Finish and Garnish: Once the cooking time is complete, carefully remove the bay leaves from the stew. Taste and adjust seasoning if necessary, adding more salt or red pepper flakes according to your preference. Sprinkle 2 tablespoons of freshly chopped Italian parsley or spearmint over the top for a bright, fresh finish.
Serve and Enjoy: Ladle the stew into bowls, making sure each serving contains a balanced mix of turkey, chickpeas, and vegetables. This stew is perfect on its own, with a slice of crusty bread, or over a small serving of couscous or rice. Enjoy a warming, protein-packed, fiber-rich meal that’s as nourishing as it is flavorful.
Notes
Using lean ground turkey keeps this stew high in protein while reducing saturated fat.

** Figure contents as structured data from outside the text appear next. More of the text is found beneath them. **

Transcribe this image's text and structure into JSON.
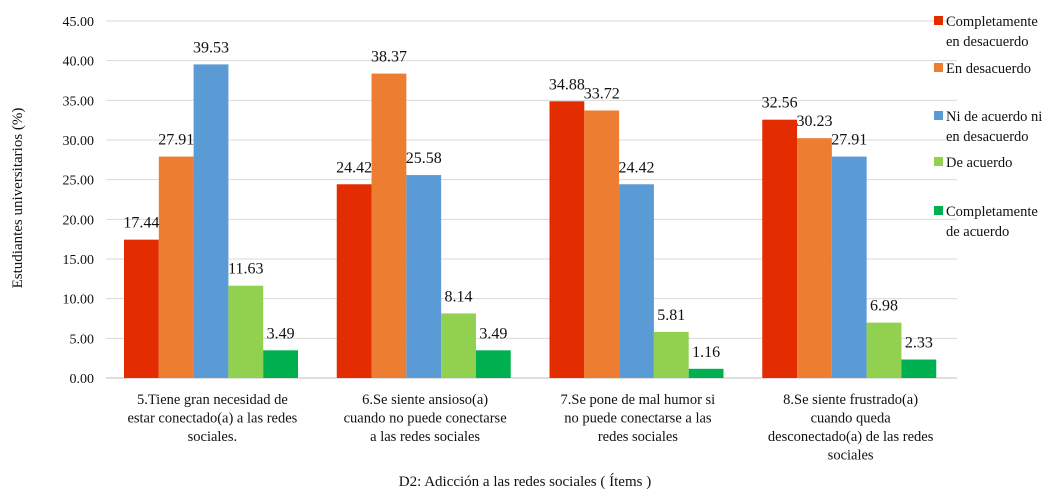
{
  "chart_data": {
    "type": "bar",
    "xlabel": "D2: Adicción a las redes sociales ( Ítems )",
    "ylabel": "Estudiantes universitarios (%)",
    "ylim": [
      0,
      45
    ],
    "yticks": [
      "0.00",
      "5.00",
      "10.00",
      "15.00",
      "20.00",
      "25.00",
      "30.00",
      "35.00",
      "40.00",
      "45.00"
    ],
    "grid": true,
    "legend_position": "right",
    "categories": [
      "5.Tiene gran necesidad de estar conectado(a) a las redes sociales.",
      "6.Se siente ansioso(a) cuando no puede conectarse a las redes sociales",
      "7.Se pone de mal humor si no puede conectarse a las redes sociales",
      "8.Se siente frustrado(a) cuando queda desconectado(a) de las redes sociales"
    ],
    "category_lines": [
      [
        "5.Tiene gran necesidad de",
        "estar conectado(a) a las redes",
        "sociales."
      ],
      [
        "6.Se siente ansioso(a)",
        "cuando no puede conectarse",
        "a las redes sociales"
      ],
      [
        "7.Se pone de mal humor si",
        "no puede conectarse a las",
        "redes sociales"
      ],
      [
        "8.Se siente frustrado(a)",
        "cuando queda",
        "desconectado(a) de las redes",
        "sociales"
      ]
    ],
    "series": [
      {
        "name": "Completamente en desacuerdo",
        "legend_lines": [
          "Completamente",
          "en desacuerdo"
        ],
        "color": "#e32d00",
        "values": [
          17.44,
          24.42,
          34.88,
          32.56
        ],
        "labels": [
          "17.44",
          "24.42",
          "34.88",
          "32.56"
        ]
      },
      {
        "name": "En desacuerdo",
        "legend_lines": [
          "En desacuerdo"
        ],
        "color": "#ed7d31",
        "values": [
          27.91,
          38.37,
          33.72,
          30.23
        ],
        "labels": [
          "27.91",
          "38.37",
          "33.72",
          "30.23"
        ]
      },
      {
        "name": "Ni de acuerdo ni en desacuerdo",
        "legend_lines": [
          "Ni de acuerdo ni",
          "en desacuerdo"
        ],
        "color": "#5b9bd5",
        "values": [
          39.53,
          25.58,
          24.42,
          27.91
        ],
        "labels": [
          "39.53",
          "25.58",
          "24.42",
          "27.91"
        ]
      },
      {
        "name": "De acuerdo",
        "legend_lines": [
          "De acuerdo"
        ],
        "color": "#92d050",
        "values": [
          11.63,
          8.14,
          5.81,
          6.98
        ],
        "labels": [
          "11.63",
          "8.14",
          "5.81",
          "6.98"
        ]
      },
      {
        "name": "Completamente de acuerdo",
        "legend_lines": [
          "Completamente",
          "de acuerdo"
        ],
        "color": "#00b050",
        "values": [
          3.49,
          3.49,
          1.16,
          2.33
        ],
        "labels": [
          "3.49",
          "3.49",
          "1.16",
          "2.33"
        ]
      }
    ]
  }
}
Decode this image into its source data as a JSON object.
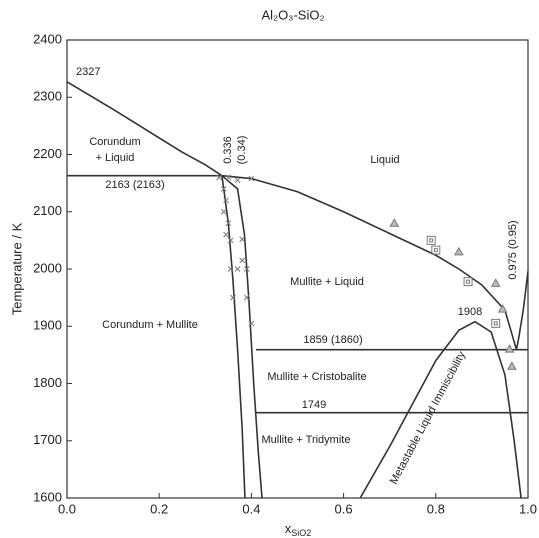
{
  "chart_data": {
    "type": "phase-diagram",
    "title": "Al₂O₃-SiO₂",
    "x_label": {
      "main": "x",
      "sub": "SiO2"
    },
    "y_label": "Temperature / K",
    "xlim": [
      0,
      1
    ],
    "xticks": [
      {
        "value": 0,
        "label": "0.0"
      },
      0.2,
      0.4,
      0.6,
      0.8,
      {
        "value": 1,
        "label": "1.0"
      }
    ],
    "ylim": [
      1600,
      2400
    ],
    "yticks": [
      1600,
      1700,
      1800,
      1900,
      2000,
      2100,
      2200,
      2300,
      2400
    ],
    "line_color": "#333333",
    "series": [
      {
        "x": [
          0,
          0.05,
          0.1,
          0.15,
          0.2,
          0.25,
          0.3,
          0.336
        ],
        "values": [
          2327,
          2303,
          2279,
          2254,
          2229,
          2204,
          2182,
          2163
        ]
      },
      {
        "x": [
          0.336,
          0.4,
          0.5,
          0.6,
          0.7,
          0.8,
          0.85,
          0.9,
          0.95,
          0.975
        ],
        "values": [
          2163,
          2158,
          2135,
          2100,
          2062,
          2024,
          2000,
          1972,
          1928,
          1859
        ]
      },
      {
        "x": [
          0.975,
          0.98,
          0.99,
          1.0
        ],
        "values": [
          1859,
          1880,
          1930,
          1996
        ]
      },
      {
        "x": [
          0.336,
          0.34,
          0.35,
          0.36,
          0.37,
          0.38,
          0.386
        ],
        "values": [
          2163,
          2140,
          2080,
          1980,
          1860,
          1720,
          1600
        ]
      },
      {
        "x": [
          0.336,
          0.37,
          0.385,
          0.395,
          0.405,
          0.415,
          0.423
        ],
        "values": [
          2163,
          2140,
          2060,
          1940,
          1800,
          1680,
          1600
        ]
      },
      {
        "x": [
          0.636,
          0.7,
          0.75,
          0.8,
          0.85,
          0.885,
          0.92,
          0.95,
          0.97,
          0.985
        ],
        "values": [
          1600,
          1690,
          1765,
          1840,
          1893,
          1908,
          1890,
          1815,
          1700,
          1600
        ]
      },
      {
        "x": [
          0,
          0.336
        ],
        "values": [
          2163,
          2163
        ]
      },
      {
        "x": [
          0.41,
          1.0
        ],
        "values": [
          1859,
          1859
        ]
      },
      {
        "x": [
          0.41,
          1.0
        ],
        "values": [
          1749,
          1749
        ]
      }
    ],
    "marker_color": "#777777",
    "points": [
      {
        "marker": "cross",
        "x": [
          0.33,
          0.35,
          0.37,
          0.4,
          0.34,
          0.345,
          0.34,
          0.35,
          0.345,
          0.355,
          0.37,
          0.36,
          0.38,
          0.39,
          0.39,
          0.4,
          0.38,
          0.355
        ],
        "values": [
          2160,
          2160,
          2155,
          2158,
          2140,
          2120,
          2100,
          2080,
          2060,
          2050,
          2000,
          1950,
          2052,
          2000,
          1950,
          1905,
          2015,
          2000
        ]
      },
      {
        "marker": "triangle",
        "x": [
          0.71,
          0.85,
          0.93,
          0.945,
          0.96,
          0.965
        ],
        "values": [
          2080,
          2030,
          1975,
          1930,
          1860,
          1830
        ]
      },
      {
        "marker": "square",
        "x": [
          0.79,
          0.8,
          0.87,
          0.93
        ],
        "values": [
          2050,
          2033,
          1978,
          1905
        ]
      }
    ],
    "annotations": [
      "2327",
      "Corundum",
      "+ Liquid",
      "2163 (2163)",
      "0.336",
      "(0.34)",
      "Liquid",
      "Corundum + Mullite",
      "Mullite + Liquid",
      "0.975 (0.95)",
      "1908",
      "1859 (1860)",
      "Mullite + Cristobalite",
      "1749",
      "Mullite + Tridymite",
      "Metastable Liquid Immiscibility"
    ]
  }
}
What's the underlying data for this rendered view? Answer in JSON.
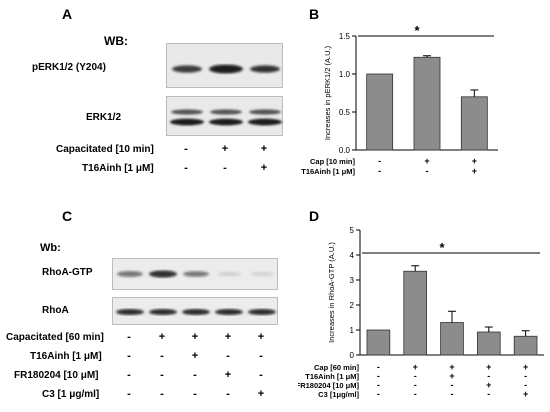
{
  "panel_a": {
    "letter": "A",
    "wb_title": "WB:",
    "blot_labels": [
      "pERK1/2 (Y204)",
      "ERK1/2"
    ],
    "lanes": 3,
    "treatment_rows": [
      {
        "label": "Capacitated [10 min]",
        "signs": [
          "-",
          "+",
          "+"
        ]
      },
      {
        "label": "T16Ainh [1 μM]",
        "signs": [
          "-",
          "-",
          "+"
        ]
      }
    ]
  },
  "panel_c": {
    "letter": "C",
    "wb_title": "Wb:",
    "blot_labels": [
      "RhoA-GTP",
      "RhoA"
    ],
    "lanes": 5,
    "treatment_rows": [
      {
        "label": "Capacitated [60 min]",
        "signs": [
          "-",
          "+",
          "+",
          "+",
          "+"
        ]
      },
      {
        "label": "T16Ainh [1 μM]",
        "signs": [
          "-",
          "-",
          "+",
          "-",
          "-"
        ]
      },
      {
        "label": "FR180204 [10 μM]",
        "signs": [
          "-",
          "-",
          "-",
          "+",
          "-"
        ]
      },
      {
        "label": "C3 [1 μg/ml]",
        "signs": [
          "-",
          "-",
          "-",
          "-",
          "+"
        ]
      }
    ]
  },
  "chart_data": [
    {
      "panel": "B",
      "type": "bar",
      "title": "",
      "ylabel": "Increases in pERK1/2 (A.U.)",
      "ylim": [
        0,
        1.5
      ],
      "yticks": [
        "0.0",
        "0.5",
        "1.0",
        "1.5"
      ],
      "values": [
        1.0,
        1.22,
        0.7
      ],
      "errors": [
        0.0,
        0.02,
        0.09
      ],
      "significance": "*",
      "treatment_rows": [
        {
          "label": "Cap [10 min]",
          "signs": [
            "-",
            "+",
            "+"
          ]
        },
        {
          "label": "T16Ainh [1 μM]",
          "signs": [
            "-",
            "-",
            "+"
          ]
        }
      ],
      "bar_color": "#8c8c8c"
    },
    {
      "panel": "D",
      "type": "bar",
      "title": "",
      "ylabel": "Increases in RhoA-GTP (A.U.)",
      "ylim": [
        0,
        5
      ],
      "yticks": [
        "0",
        "1",
        "2",
        "3",
        "4",
        "5"
      ],
      "values": [
        1.0,
        3.35,
        1.3,
        0.92,
        0.75
      ],
      "errors": [
        0.0,
        0.22,
        0.45,
        0.2,
        0.22
      ],
      "significance": "*",
      "treatment_rows": [
        {
          "label": "Cap [60 min]",
          "signs": [
            "-",
            "+",
            "+",
            "+",
            "+"
          ]
        },
        {
          "label": "T16Ainh [1 μM]",
          "signs": [
            "-",
            "-",
            "+",
            "-",
            "-"
          ]
        },
        {
          "label": "FR180204 [10 μM]",
          "signs": [
            "-",
            "-",
            "-",
            "+",
            "-"
          ]
        },
        {
          "label": "C3 [1μg/ml]",
          "signs": [
            "-",
            "-",
            "-",
            "-",
            "+"
          ]
        }
      ],
      "bar_color": "#8c8c8c"
    }
  ]
}
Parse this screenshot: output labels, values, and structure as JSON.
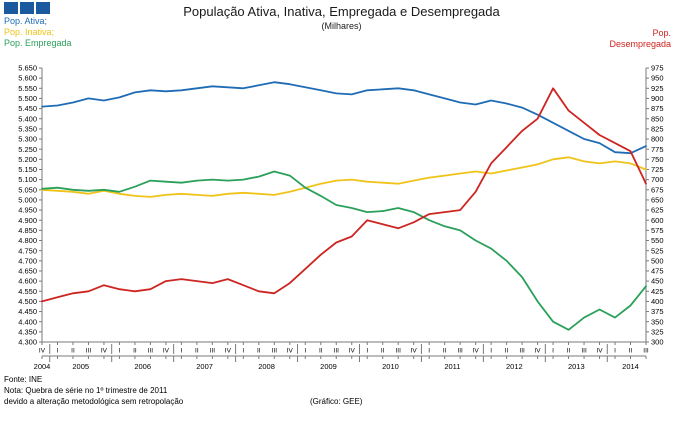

Chickpeas add fiber, plant-based protein, and a creamy texture without overpowering flavors.
Sautéing the vegetables and garlic before adding them to the slow cooker enhances the depth of flavor.
Adjust the spices according to your preference; for a milder stew, reduce the crushed red pepper flakes.
This recipe makes approximately 10 cups, perfect for meal prep or feeding a family.
You can substitute fresh parsley with spearmint for a more aromatic, traditional Moroccan touch.
Using low-sodium broth helps control the overall sodium content without sacrificing taste.